Co-evolutionnary network approach to cultural dynamics controlled by intolerance
Carlos Gracia-L\'azaro, Fernando Quijandr\'ia, Laura Hern\'andez, Luis, Mario Flor\'ia, and Yamir Moreno

TL;DR
This paper extends Axelrod's cultural dissemination model by incorporating a rewiring mechanism based on intolerance, revealing how different tolerance levels influence the emergence of monocultural or multicultural societies.
Contribution
It introduces a co-evolutionary network model with rewiring driven by intolerance, showing how network dynamics affect cultural diversity outcomes.
Findings
Low tolerance leads to monocultural frozen states.
Intermediate tolerance prevents rewiring, maintaining multiculturalism.

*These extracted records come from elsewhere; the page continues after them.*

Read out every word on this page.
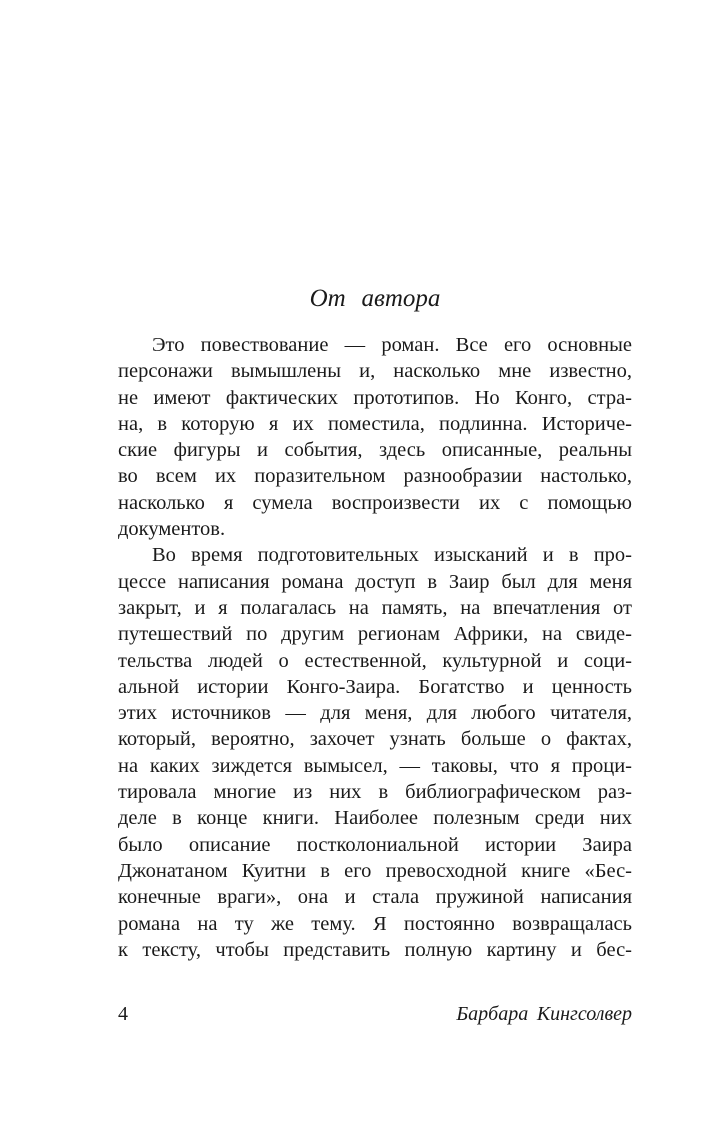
От автора
Это повествование — роман. Все его основные
персонажи вымышлены и, насколько мне известно,
не имеют фактических прототипов. Но Конго, стра-
на, в которую я их поместила, подлинна. Историче-
ские фигуры и события, здесь описанные, реальны
во всем их поразительном разнообразии настолько,
насколько я сумела воспроизвести их с помощью
документов.
Во время подготовительных изысканий и в про-
цессе написания романа доступ в Заир был для меня
закрыт, и я полагалась на память, на впечатления от
путешествий по другим регионам Африки, на свиде-
тельства людей о естественной, культурной и соци-
альной истории Конго-Заира. Богатство и ценность
этих источников — для меня, для любого читателя,
который, вероятно, захочет узнать больше о фактах,
на каких зиждется вымысел, — таковы, что я проци-
тировала многие из них в библиографическом раз-
деле в конце книги. Наиболее полезным среди них
было описание постколониальной истории Заира
Джонатаном Куитни в его превосходной книге «Бес-
конечные враги», она и стала пружиной написания
романа на ту же тему. Я постоянно возвращалась
к тексту, чтобы представить полную картину и бес-
4	Барбара Кингсолвер
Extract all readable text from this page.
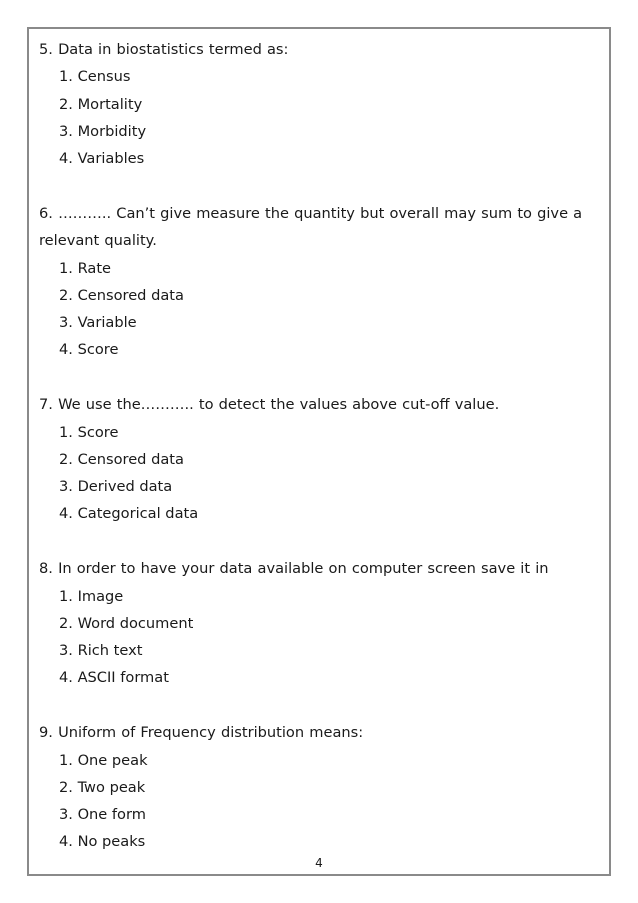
5. Data in biostatistics termed as:

1. Census
2. Mortality
3. Morbidity
4. Variables

6. ……….. Can’t give measure the quantity but overall may sum to give a relevant quality.

1. Rate
2. Censored data
3. Variable
4. Score

7. We use the……….. to detect the values above cut-off value.

1. Score
2. Censored data
3. Derived data
4. Categorical data

8. In order to have your data available on computer screen save it in

1. Image
2. Word document
3. Rich text
4. ASCII format

9. Uniform of Frequency distribution means:

1. One peak
2. Two peak
3. One form
4. No peaks
4
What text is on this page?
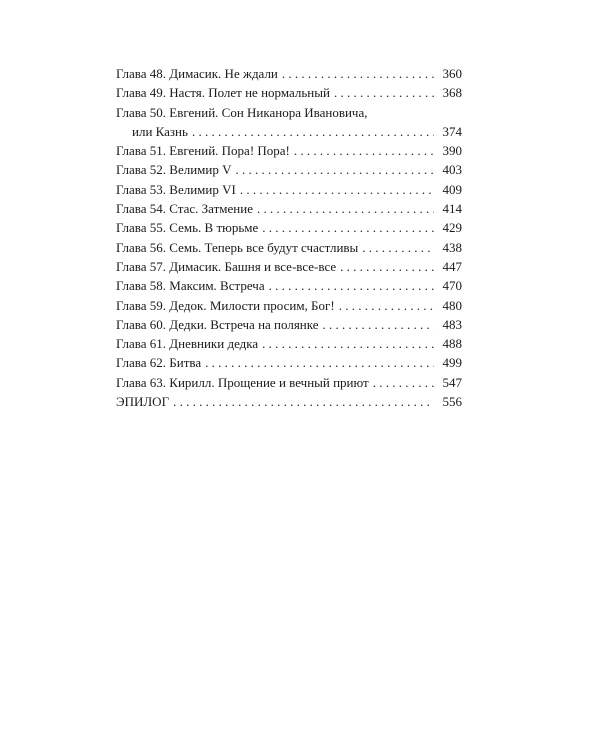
Глава 48. Димасик. Не ждали . . .	360
Глава 49. Настя. Полет не нормальный . . .	368
Глава 50. Евгений. Сон Никанора Ивановича,
или Казнь . . .	374
Глава 51. Евгений. Пора! Пора! . . .	390
Глава 52. Велимир V . . .	403
Глава 53. Велимир VI . . .	409
Глава 54. Стас. Затмение . . .	414
Глава 55. Семь. В тюрьме . . .	429
Глава 56. Семь. Теперь все будут счастливы . . .	438
Глава 57. Димасик. Башня и все-все-все . . .	447
Глава 58. Максим. Встреча . . .	470
Глава 59. Дедок. Милости просим, Бог! . . .	480
Глава 60. Дедки. Встреча на полянке . . .	483
Глава 61. Дневники дедка . . .	488
Глава 62. Битва . . .	499
Глава 63. Кирилл. Прощение и вечный приют . . .	547
ЭПИЛОГ . . .	556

Rewiring influences cultural globalization and fragmentation.
Abstract
Starting from Axelrod's model of cultural dissemination, we introduce a rewiring probability, enabling agents to cut the links with their unfriendly neighbors if their cultural similarity is below a tolerance parameter. For low values of tolerance, rewiring promotes the convergence to a frozen monocultural state. However, intermediate tolerance values prevent rewiring once the network is fragmented, resulting in a multicultural society even for values of initial cultural diversity in which the original Axelrod model reaches globalization.